Now that I’m in a painting phase again, I’ve dug my colours and brushes out of a two-year sleep, almost the first thing I did was to check that I had some chromium oxide. I did, and I use it. The kitchen table, cupboard and benches that appeared In my first novel, painted ’Sassetta green’, still exist, now in different parts of Finland, in the care of my sister and brothers. In the colour elements of my own home all I have kept is a tray painted by my aunt; it, too, wanders through my trilogy of novels.

’A gentle scale of greys, full of contrasts, Antero, but I should have thought colours might have suited your nature,’ says one of the academy’s teachers at the opening of Antero’s first exhibition: the works are pencil drawings on bone-white paper.

Perhaps the fact that colours matter so much to both Hannu Väisänen and his alter ego Antero is due to his childhood, which was somewhat devoid of strong colours. In the single-parent family of an alcoholically inclined NCO, four boys and a girl, life in the austere, post-war Oulu with its harsh winters was not exactly colourful as regards things material.

And yet the grey of the barracks, army uniforms and blankets is a colour, too, with an immense number of shades.

In Väisänen’s first volume of the fictionally autobiographical – or autobiographically fictional – trilogy, Vanikan palat (‘Pieces of crispbread’, 2004), the school’s spring festival tableau is immersed in perfect blue, and little Antero is overwhelmed by it; he discovers the language of colours in making art.

SL: Your third novel ends with a viewing of space through a telescope, the examination of the convex and concave surface structures of the Moon. So Antero remains in a pretty monochrome world, and your series of novels is at an end. But does Antero, in fact, begin to speak the language of colours?

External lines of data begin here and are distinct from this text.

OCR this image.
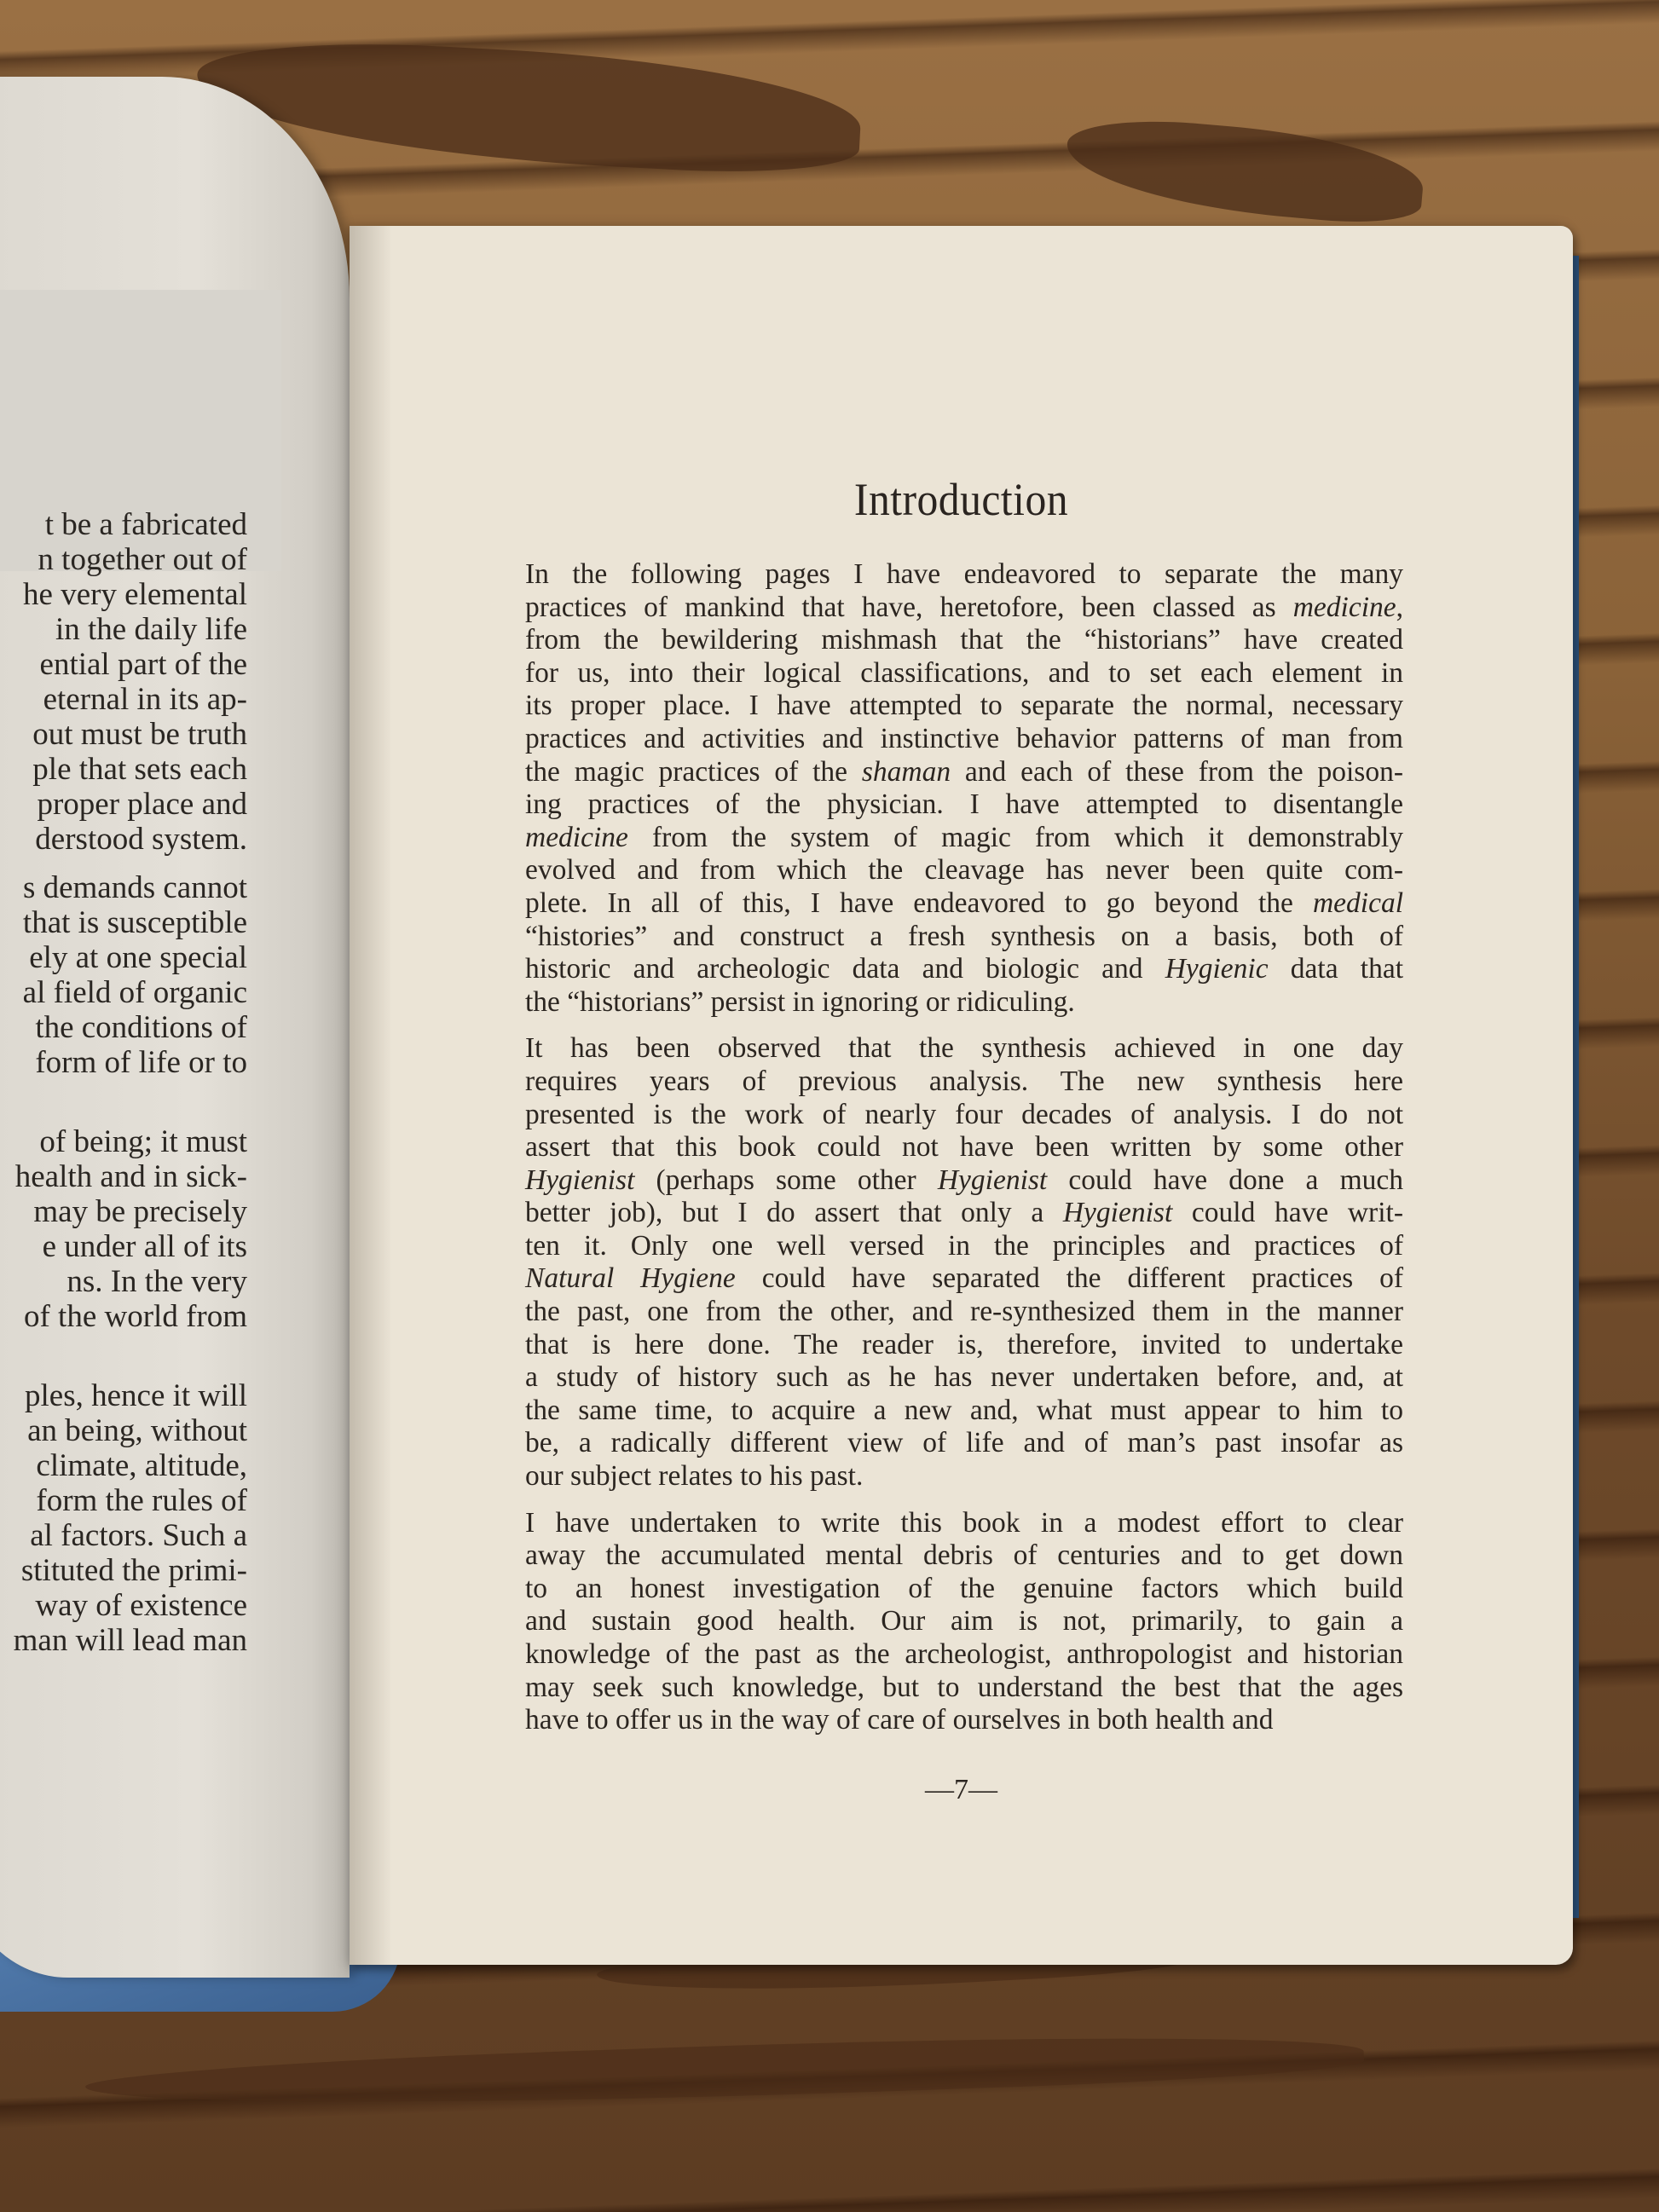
t be a fabricated
n together out of
he very elemental
in the daily life
ential part of the
eternal in its ap-
out must be truth
ple that sets each
proper place and
derstood system.
s demands cannot
that is susceptible
ely at one special
al field of organic
the conditions of
form of life or to
of being; it must
health and in sick-
may be precisely
e under all of its
ns. In the very
of the world from
ples, hence it will
an being, without
climate, altitude,
form the rules of
al factors. Such a
stituted the primi-
way of existence
man will lead man
Introduction
In the following pages I have endeavored to separate the many
practices of mankind that have, heretofore, been classed as medicine,
from the bewildering mishmash that the “historians” have created
for us, into their logical classifications, and to set each element in
its proper place. I have attempted to separate the normal, necessary
practices and activities and instinctive behavior patterns of man from
the magic practices of the shaman and each of these from the poison-
ing practices of the physician. I have attempted to disentangle
medicine from the system of magic from which it demonstrably
evolved and from which the cleavage has never been quite com-
plete. In all of this, I have endeavored to go beyond the medical
“histories” and construct a fresh synthesis on a basis, both of
historic and archeologic data and biologic and Hygienic data that
the “historians” persist in ignoring or ridiculing.
It has been observed that the synthesis achieved in one day
requires years of previous analysis. The new synthesis here
presented is the work of nearly four decades of analysis. I do not
assert that this book could not have been written by some other
Hygienist (perhaps some other Hygienist could have done a much
better job), but I do assert that only a Hygienist could have writ-
ten it. Only one well versed in the principles and practices of
Natural Hygiene could have separated the different practices of
the past, one from the other, and re-synthesized them in the manner
that is here done. The reader is, therefore, invited to undertake
a study of history such as he has never undertaken before, and, at
the same time, to acquire a new and, what must appear to him to
be, a radically different view of life and of man’s past insofar as
our subject relates to his past.
I have undertaken to write this book in a modest effort to clear
away the accumulated mental debris of centuries and to get down
to an honest investigation of the genuine factors which build
and sustain good health. Our aim is not, primarily, to gain a
knowledge of the past as the archeologist, anthropologist and historian
may seek such knowledge, but to understand the best that the ages
have to offer us in the way of care of ourselves in both health and
—7—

HV: Certainly. If Antero is anything like me. In my paintings, I’m using more and more unmixed colours – that is, colours straight from the tube. It feels as if, after writing – which I always experience as black-and-white – I need to paint in pure primary colours. What a lot a large yellow surface can say!

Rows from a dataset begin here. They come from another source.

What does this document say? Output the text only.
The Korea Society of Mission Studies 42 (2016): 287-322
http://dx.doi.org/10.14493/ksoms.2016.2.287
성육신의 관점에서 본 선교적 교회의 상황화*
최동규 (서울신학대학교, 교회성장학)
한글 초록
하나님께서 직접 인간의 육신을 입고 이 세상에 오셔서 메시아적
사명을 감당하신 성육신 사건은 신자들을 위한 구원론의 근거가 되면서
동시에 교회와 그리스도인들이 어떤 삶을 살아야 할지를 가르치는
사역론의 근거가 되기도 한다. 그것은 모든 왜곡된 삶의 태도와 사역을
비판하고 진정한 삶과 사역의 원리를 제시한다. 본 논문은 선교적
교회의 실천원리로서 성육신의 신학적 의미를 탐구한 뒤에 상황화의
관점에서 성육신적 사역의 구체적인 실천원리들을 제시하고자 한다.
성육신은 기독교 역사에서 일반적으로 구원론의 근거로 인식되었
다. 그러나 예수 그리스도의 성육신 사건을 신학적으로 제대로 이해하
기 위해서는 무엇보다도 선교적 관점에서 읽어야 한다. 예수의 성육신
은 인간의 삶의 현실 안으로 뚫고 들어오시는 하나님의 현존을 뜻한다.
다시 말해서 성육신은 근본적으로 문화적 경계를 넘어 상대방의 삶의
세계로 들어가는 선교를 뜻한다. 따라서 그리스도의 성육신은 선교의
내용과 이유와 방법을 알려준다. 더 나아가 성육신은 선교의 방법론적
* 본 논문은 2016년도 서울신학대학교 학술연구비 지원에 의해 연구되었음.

A recent experience was to spread pure bright yellow for a week on to a canvas measuring 2 by 3 metres. I don’t believe in colour therapy, or particularly in the metaphysical dimensions of colour, but when there began to be more colour before my eyes than my own physical size, it really felt like bathing or swimming.

The trilogy is finished, but writing continues. I’m working on my next novel, in which Antero doesn’t appear. But colours do. I can’t help it. (Happily!) Even in this first drafting stage, colour makes its presence felt. In addition, it’s very invigorating to use words to describe colours and the way they behave.

The basic difference between writing about colours and painting with them is, I suppose, that in painting a colour refers only to itself, without references. Within sentences, a colour, however accurately it’s described, appears like a symbol, within the framework of the agreements of language.